The New Zealand government’s testing regime is almost exclusively swab-based PCR tests. The system very obviously cannot keep up with the amount of testing required in major outbreaks. It takes too long to collect samples; samples must be collected by a limited number of trained professionals; it takes too long to process tests; it takes too long to return results to those who have been tested; and, it is rather expensive.
The University of Illinois’s saliva-based PCR test has been available in New Zealand on a private basis since January, thanks to the University’s New Zealand partner, Rako Science. Rako has advertised that it can test up to ten thousand people per day. Its collection method does not require scarce nurses for sample collection and can be scaled up much more readily. Depending how long it takes to get samples to the lab, it can provide results in about four hours. The Ministry of Health, for months, inexplicably refused to consider adding this option to the government’s testing regime.
But the real testing job is an order of magnitude larger still, if we want to turn Delta into Iota.
The Ministry of Health has reported transmission among essential workers in Auckland. This type of transmission has made it difficult for New South Wales to control its outbreak.
The government could, today, order a couple million rapid antigen tests. They are broadly available. It could distribute those test kits to every essential workplace in Auckland and require that every essential worker be tested every day before starting work.
It could be a condition of a Level 4 modified to suit Delta.

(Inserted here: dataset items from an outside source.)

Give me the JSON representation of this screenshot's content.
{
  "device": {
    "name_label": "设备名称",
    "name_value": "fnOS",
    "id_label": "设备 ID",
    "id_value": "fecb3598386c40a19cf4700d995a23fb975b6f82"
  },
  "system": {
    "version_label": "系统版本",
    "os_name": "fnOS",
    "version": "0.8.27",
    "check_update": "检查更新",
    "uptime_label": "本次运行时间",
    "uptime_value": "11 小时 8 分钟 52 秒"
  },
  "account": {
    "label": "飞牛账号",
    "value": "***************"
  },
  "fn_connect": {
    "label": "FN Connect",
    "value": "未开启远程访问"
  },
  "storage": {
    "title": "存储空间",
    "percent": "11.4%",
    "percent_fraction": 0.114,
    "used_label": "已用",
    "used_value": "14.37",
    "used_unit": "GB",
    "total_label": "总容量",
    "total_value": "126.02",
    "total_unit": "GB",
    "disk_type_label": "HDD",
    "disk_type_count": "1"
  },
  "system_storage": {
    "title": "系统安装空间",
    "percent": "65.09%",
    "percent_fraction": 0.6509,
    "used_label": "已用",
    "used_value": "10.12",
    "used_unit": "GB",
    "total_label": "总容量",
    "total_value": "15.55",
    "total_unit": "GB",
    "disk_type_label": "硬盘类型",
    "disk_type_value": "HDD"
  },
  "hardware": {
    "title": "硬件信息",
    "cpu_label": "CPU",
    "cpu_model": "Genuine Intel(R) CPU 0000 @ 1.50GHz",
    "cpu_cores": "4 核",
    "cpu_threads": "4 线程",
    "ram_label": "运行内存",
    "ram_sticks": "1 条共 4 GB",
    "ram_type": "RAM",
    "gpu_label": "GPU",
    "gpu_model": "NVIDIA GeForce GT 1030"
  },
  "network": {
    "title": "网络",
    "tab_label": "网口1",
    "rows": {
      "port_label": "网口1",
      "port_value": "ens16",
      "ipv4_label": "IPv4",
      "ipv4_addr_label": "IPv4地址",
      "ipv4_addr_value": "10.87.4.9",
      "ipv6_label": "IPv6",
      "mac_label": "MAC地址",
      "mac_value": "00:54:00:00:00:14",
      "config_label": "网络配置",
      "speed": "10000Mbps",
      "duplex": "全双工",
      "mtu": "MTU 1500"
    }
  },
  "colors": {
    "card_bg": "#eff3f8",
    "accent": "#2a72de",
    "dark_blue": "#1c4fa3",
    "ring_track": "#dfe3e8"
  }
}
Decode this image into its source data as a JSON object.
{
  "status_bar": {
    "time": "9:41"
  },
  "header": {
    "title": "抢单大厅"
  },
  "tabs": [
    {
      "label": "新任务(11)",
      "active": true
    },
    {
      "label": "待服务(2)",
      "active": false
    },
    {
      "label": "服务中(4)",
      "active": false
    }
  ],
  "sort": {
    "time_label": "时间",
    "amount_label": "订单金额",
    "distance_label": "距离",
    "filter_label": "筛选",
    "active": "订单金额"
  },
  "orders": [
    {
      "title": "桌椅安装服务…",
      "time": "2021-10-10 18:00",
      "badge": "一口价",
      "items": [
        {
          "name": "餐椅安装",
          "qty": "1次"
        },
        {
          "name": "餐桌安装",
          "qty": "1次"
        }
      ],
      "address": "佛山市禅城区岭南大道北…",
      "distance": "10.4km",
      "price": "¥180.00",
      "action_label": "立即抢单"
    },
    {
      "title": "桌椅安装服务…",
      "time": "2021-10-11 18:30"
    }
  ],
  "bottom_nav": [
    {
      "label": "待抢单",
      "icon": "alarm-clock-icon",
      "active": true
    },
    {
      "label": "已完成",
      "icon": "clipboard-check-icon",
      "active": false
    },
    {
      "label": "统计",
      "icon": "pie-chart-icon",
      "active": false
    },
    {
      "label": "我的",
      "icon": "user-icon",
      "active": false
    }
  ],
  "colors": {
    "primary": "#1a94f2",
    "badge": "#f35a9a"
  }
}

Within about fifteen minutes, each worker’s result would be available. Infectious workers could be sent to government testing stations for confirmation. And workplace transmission would be sharply reduced.
Why are employers not doing this on their own as part of normal health and safety prudence? The tests are currently prohibited in New Zealand. In April 2020, the government banned all point-of-care tests unless they are approved by MedSafe, and MedSafe has not seen fit to approve any tests. Pedants might argue that this does not constitute a ban, but banning anything that has not been approved while deciding not to approve any options sounds an awful lot like a ban. It is unclear whether MedSafe has even evaluated any options.
The most plausible justification for the ban is that the government feared people would fail to report positive results, or would take undue comfort in early negative results before viral load increased, and contribute to outbreaks.
Whatever the merits of the ban prior to Delta, it makes little sense in the context of a Delta outbreak with transmission among essential workers. Providing rapid antigen tests to essential employers, such as hospitals, care homes, and supermarkets, would provide an additional layer of protection. If the government did not want to purchase the tests for those employers, it could at least ease the ban on them.
Antigen tests at essential workplaces would help turn infectious Delta cases into Iota cases. They would prevent a lot of further infection and misery, and would help reduce the duration of lockdown.
The government’s ban on point-of-case testing must end.